A system and method are provided for analysing social networking data. A method performed by a server for analysing data from users includes obtaining a topic, identifying a user as an expert of the topic, obtaining a message sent from the expert, and determining a frequently used keyword in the message. Other data, such as related topics, keyword pairs and hashtags can also be determined based on the expert and the message sent from the expert. In another aspect, a method performed by a server to identify a user that has interest in a topic includes obtaining the topic, determining an ancillary user that the user follows, obtaining a list in which the ancillary user is listed, determining that a name of the list or a description of the list is related to the topic, and determining that the user has interest in the topic.

Description

SYSTEM AND METHOD FOR ANALYSING SOCIAL NETWORK DATA
CROSS-REFERENCE TO RELATED APPLICATIONS:
[0001] This application claims priority to United States Provisional Patent Application No. 61 /837,933 filed on June 21 , 2013, the entire contents of which are incorporated by reference.
TECHNICAL FIELD
[0002] The following generally relates to analysing social network data. BACKGROUND
[0003] In recent years social media has become a popular way for individuals and consumers to interact online (e.g. on the Internet). Social media also affects the way businesses aim to interact with their customers, fans, and potential customers online.
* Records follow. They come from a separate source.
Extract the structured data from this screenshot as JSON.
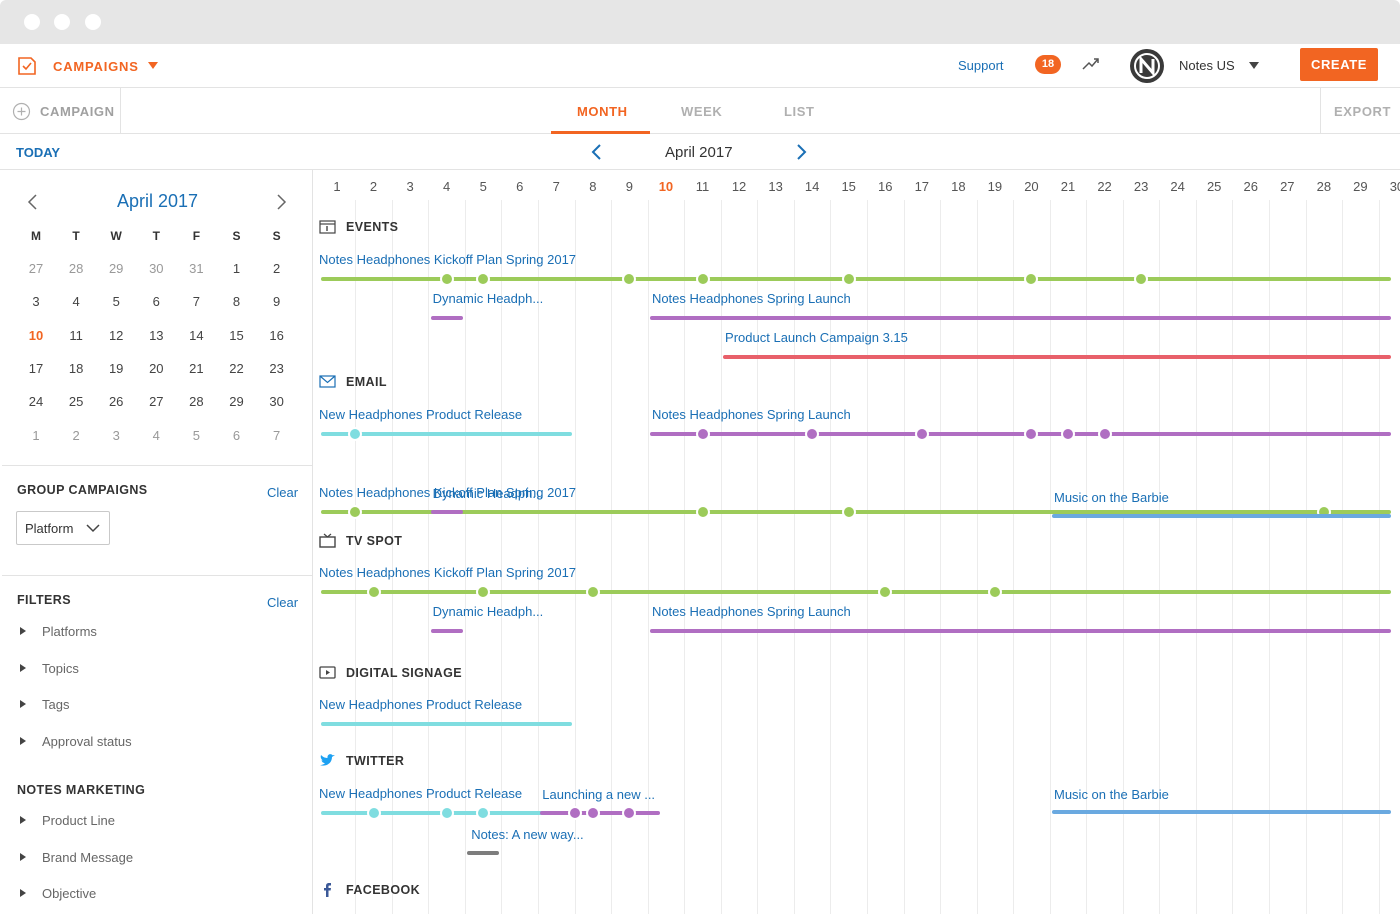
{
  "app": {
    "title": "CAMPAIGNS"
  },
  "header": {
    "support": "Support",
    "notifications": "18",
    "user": "Notes US",
    "create": "CREATE"
  },
  "toolbar": {
    "campaign": "CAMPAIGN",
    "tabs": [
      "MONTH",
      "WEEK",
      "LIST"
    ],
    "active_tab": "MONTH",
    "export": "EXPORT"
  },
  "nav": {
    "today": "TODAY",
    "month_title": "April 2017"
  },
  "mini_calendar": {
    "title": "April 2017",
    "weekdays": [
      "M",
      "T",
      "W",
      "T",
      "F",
      "S",
      "S"
    ],
    "weeks": [
      [
        "27",
        "28",
        "29",
        "30",
        "31",
        "1",
        "2"
      ],
      [
        "3",
        "4",
        "5",
        "6",
        "7",
        "8",
        "9"
      ],
      [
        "10",
        "11",
        "12",
        "13",
        "14",
        "15",
        "16"
      ],
      [
        "17",
        "18",
        "19",
        "20",
        "21",
        "22",
        "23"
      ],
      [
        "24",
        "25",
        "26",
        "27",
        "28",
        "29",
        "30"
      ],
      [
        "1",
        "2",
        "3",
        "4",
        "5",
        "6",
        "7"
      ]
    ],
    "muted_first_row": 5,
    "muted_last_row": 7,
    "today": "10"
  },
  "group_campaigns": {
    "title": "GROUP CAMPAIGNS",
    "clear": "Clear",
    "select_value": "Platform"
  },
  "filters": {
    "title": "FILTERS",
    "clear": "Clear",
    "items": [
      "Platforms",
      "Topics",
      "Tags",
      "Approval status"
    ]
  },
  "notes_marketing": {
    "title": "NOTES MARKETING",
    "items": [
      "Product Line",
      "Brand Message",
      "Objective"
    ]
  },
  "days": [
    "1",
    "2",
    "3",
    "4",
    "5",
    "6",
    "7",
    "8",
    "9",
    "10",
    "11",
    "12",
    "13",
    "14",
    "15",
    "16",
    "17",
    "18",
    "19",
    "20",
    "21",
    "22",
    "23",
    "24",
    "25",
    "26",
    "27",
    "28",
    "29",
    "30"
  ],
  "today_day": "10",
  "colors": {
    "accent": "#f26522",
    "link": "#1a6fb5",
    "green": "#9ccb5a",
    "purple": "#b06ec2",
    "red": "#e8606a",
    "cyan": "#7fdde0",
    "blue": "#6aa9e0",
    "gray": "#7d7d7d"
  },
  "categories": [
    {
      "name": "EVENTS",
      "icon": "calendar-icon",
      "rows": [
        {
          "label": "Notes Headphones Kickoff Plan Spring 2017",
          "start": 1,
          "end": 30,
          "color": "green",
          "dots": [
            4,
            5,
            9,
            11,
            15,
            20,
            23
          ]
        },
        {
          "label": "Dynamic Headph...",
          "start": 4,
          "end": 4.8,
          "color": "purple",
          "dots": []
        },
        {
          "label": "Notes Headphones Spring Launch",
          "start": 10,
          "end": 30,
          "color": "purple",
          "dots": []
        },
        {
          "label": "Product Launch Campaign 3.15",
          "start": 12,
          "end": 30,
          "color": "red",
          "dots": []
        }
      ]
    },
    {
      "name": "EMAIL",
      "icon": "mail-icon",
      "rows": [
        {
          "label": "New Headphones Product Release",
          "start": 1,
          "end": 7,
          "color": "cyan",
          "dots": [
            1.5
          ]
        },
        {
          "label": "Notes Headphones Spring Launch",
          "start": 10,
          "end": 30,
          "color": "purple",
          "dots": [
            11,
            14,
            17,
            20,
            21,
            22
          ]
        },
        {
          "label": "Notes Headphones Kickoff Plan Spring 2017",
          "start": 1,
          "end": 30,
          "color": "green",
          "dots": [
            1.5,
            11,
            15,
            28
          ]
        },
        {
          "label": "Dynamic Headph...",
          "start": 4,
          "end": 4.8,
          "color": "purple",
          "dots": []
        },
        {
          "label": "Music on the Barbie",
          "start": 21,
          "end": 30,
          "color": "blue",
          "dots": []
        }
      ]
    },
    {
      "name": "TV SPOT",
      "icon": "tv-icon",
      "rows": [
        {
          "label": "Notes Headphones Kickoff Plan Spring 2017",
          "start": 1,
          "end": 30,
          "color": "green",
          "dots": [
            2,
            5,
            8,
            16,
            19
          ]
        },
        {
          "label": "Dynamic Headph...",
          "start": 4,
          "end": 4.8,
          "color": "purple",
          "dots": []
        },
        {
          "label": "Notes Headphones Spring Launch",
          "start": 10,
          "end": 30,
          "color": "purple",
          "dots": []
        }
      ]
    },
    {
      "name": "DIGITAL SIGNAGE",
      "icon": "display-icon",
      "rows": [
        {
          "label": "New Headphones Product Release",
          "start": 1,
          "end": 7,
          "color": "cyan",
          "dots": []
        }
      ]
    },
    {
      "name": "TWITTER",
      "icon": "twitter-icon",
      "rows": [
        {
          "label": "New Headphones Product Release",
          "start": 1,
          "end": 7,
          "color": "cyan",
          "dots": [
            2,
            4,
            5
          ]
        },
        {
          "label": "Launching a new ...",
          "start": 7,
          "end": 9.4,
          "color": "purple",
          "dots": [
            7.5,
            8,
            9
          ]
        },
        {
          "label": "Notes: A new way...",
          "start": 5,
          "end": 5.8,
          "color": "gray",
          "dots": []
        },
        {
          "label": "Music on the Barbie",
          "start": 21,
          "end": 30,
          "color": "blue",
          "dots": []
        }
      ]
    },
    {
      "name": "FACEBOOK",
      "icon": "facebook-icon",
      "rows": []
    }
  ]
}
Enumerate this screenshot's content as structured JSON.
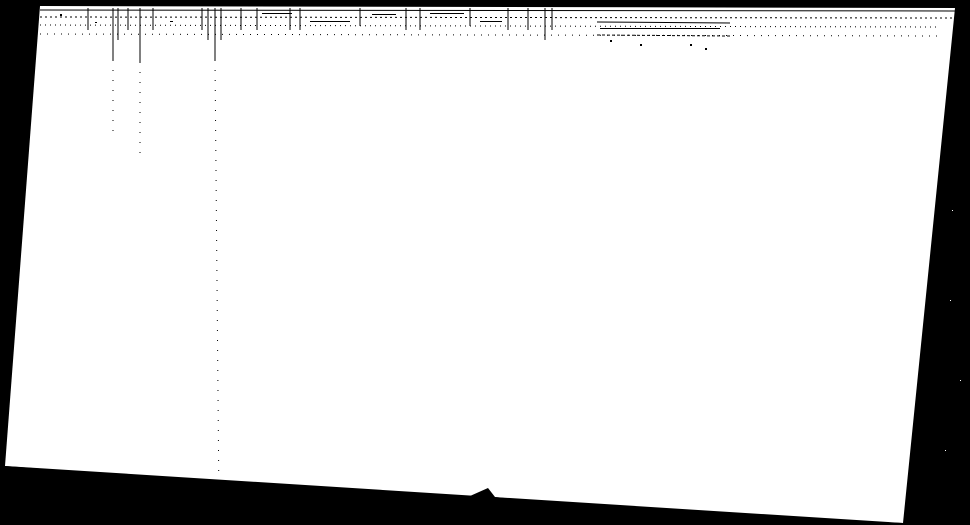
{
  "document": {
    "kind": "scanned form",
    "header_stamp": "",
    "colors": {
      "paper": "#ffffff",
      "ink": "#000000",
      "background": "#000000"
    }
  }
}
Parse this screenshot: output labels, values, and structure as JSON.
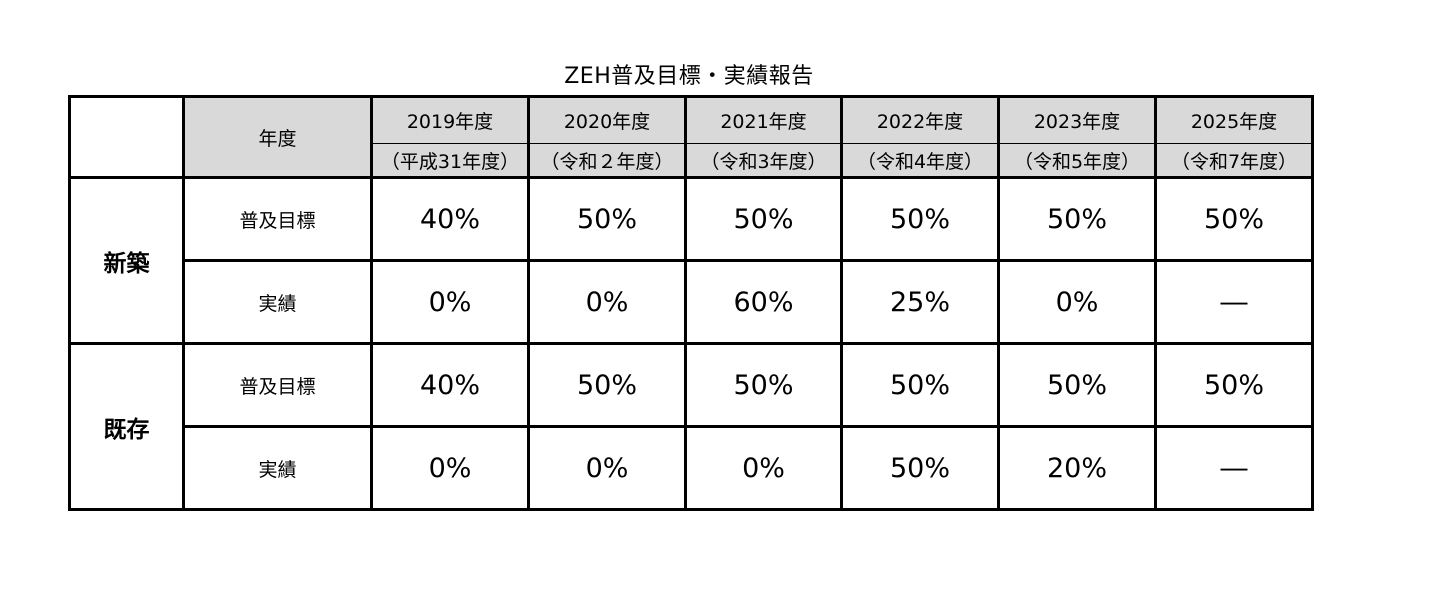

[0004] Some bloggers on particular topics with a wide following are identified and are used to endorse or sponsor specific products. For example, advertisement space on a popular blogger's website is used to advertise related products and services.
[0005] Social network platforms are also used to influence groups of people. Examples of social network platforms include those known by the trade names Facebook, Twitter, Linkedln and Pinterest. Popular or expert individuals within a social network platform can be used to market to other people. Quickly identifying popular or expert individuals becomes more difficult when the number of users within a social network grows. Furthermore, accurately identifying experts within a particular topic is difficult.
BRIEF DESCRIPTION OF THE DRAWINGS
[0006] Embodiments will now be described by way of example only with reference to the appended drawings wherein:
[0007] FIG. 1 is a schematic diagram of a server in communication with a computing device.
[0008] FIG. 2 is a flow diagram of an example embodiment of computer executable instructions for obtaining and storing social networking data.
[0009] FIG. 3 is a block diagram of example data components in an index store.
[0010] FIG. 4 is a block diagram of example data components in a profile store.
[0011] FIG. 5 is a schematic diagram of example user lists and a tally of the number of times a user is listed within different user lists. [0012] FIG. 6 is a flow diagram of an example embodiment of computer executable instructions for determining topics in which a given user is considered an expert.
[0013] FIG. 7 is a flow diagram of an example embodiment of computer executable instructions for determining topics in which a given user is interested.
[0014] FIG. 8 is a flow diagram of an example embodiment of computer executable instructions for topic analysis.
[0015] FIG. 9 is a flow diagram of an example embodiment of computer executable instructions for searching for users in the index store that are considered experts in a topic.
[0016] FIG. 10 is a flow diagram of an example embodiment of computer executable instructions for processing links.
[0017] FIG. 1 1 is a flow diagram of an example embodiment of computer executable instructions for identifying experts in a first topic and that have interest in a second topic.
[0018] FIG. 12 is a flow diagram of an example embodiment of computer executable instructions for identifying users that have interest in a topic.
[0019] FIG. 13 is a flow diagram of an example embodiment of computer executable instructions for suggesting followers for a specific user account that have interest in a topic.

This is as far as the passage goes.